Okay, thank you for the explanation. I think it's fine to not have a way to silence the diagnostic (users can use // NOLINT, pragmas, etc), but I think the diagnostic should be made a bit more verbose so it's clear why. How about: integer to pointer cast pessimizes optimization opportunities?

clang-tools-extra/docs/clang-tidy/checks/misc-no-inttoptr.rst
6 ↗(On Diff #303775)

Okay, I think the check is fine as-is then. This isn't a "catch all the ways users can lose provenance information in a way that matters" check, it's a "catch the most common ways users do that" check.
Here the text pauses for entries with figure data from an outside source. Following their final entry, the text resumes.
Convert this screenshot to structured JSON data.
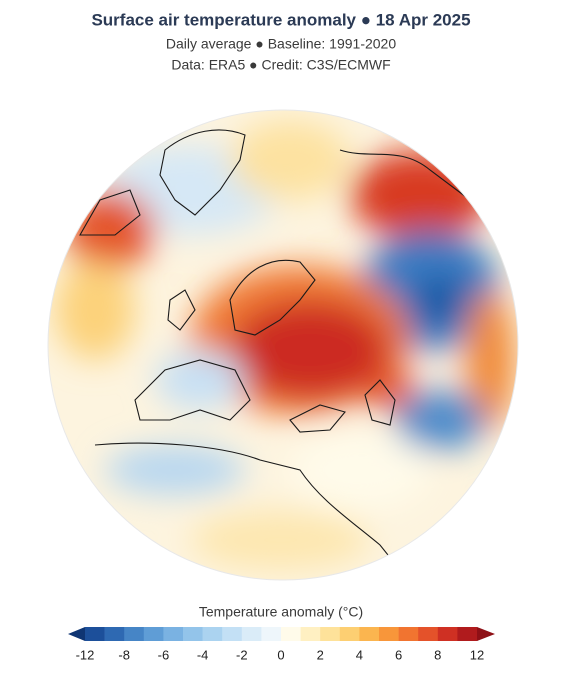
{
  "header": {
    "title": "Surface air temperature anomaly ● 18 Apr 2025",
    "subtitle": "Daily average ● Baseline: 1991-2020",
    "credit": "Data: ERA5 ● Credit: C3S/ECMWF"
  },
  "colorbar": {
    "label": "Temperature anomaly (°C)",
    "bounds": [
      -12,
      -10,
      -8,
      -7,
      -6,
      -5,
      -4,
      -3,
      -2,
      -1,
      0,
      1,
      2,
      3,
      4,
      5,
      6,
      7,
      8,
      10,
      12
    ],
    "colors": [
      "#1c4f9a",
      "#2e69b2",
      "#4685c6",
      "#5f9dd6",
      "#7ab2e2",
      "#93c4ea",
      "#abd3f0",
      "#c3e0f5",
      "#daecf8",
      "#eef6fb",
      "#fffbea",
      "#fff0c2",
      "#fee29a",
      "#fdcf72",
      "#fbb54f",
      "#f8963a",
      "#f17430",
      "#e4522a",
      "#cf3023",
      "#b01b1d"
    ],
    "extend_colors": {
      "under": "#0f3573",
      "over": "#8e1016"
    },
    "ticks": [
      -12,
      -8,
      -6,
      -4,
      -2,
      0,
      2,
      4,
      6,
      8,
      12
    ]
  }
}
If we need a stronger variant of the check, we can add it to the static analyzer at that point.

lebedev.ri marked an inline comment as done.

@aaron.ballman thank you for taking a look!
Addressing review notes:

  • s/inttoptr/int-to-ptr/
  • Adjust diagnostic to be more descriptive of the problem
lebedev.ri marked an inline comment as done.Dec 7 2020, 11:53 AM
aaron.ballman accepted this revision.Dec 8 2020, 9:38 AM

LGTM!

clang-tools-extra/clang-tidy/performance/NoIntToPtrCheck.cpp
22

On reflection, I think we can make an adjustment here if there's user feedback that it's a frequent false positive.

This revision is now accepted and ready to land.Dec 8 2020, 9:38 AM

LGTM!

Thank you for the review!

This revision was landed with ongoing or failed builds.Dec 8 2020, 11:56 AM
This revision was automatically updated to reflect the committed changes.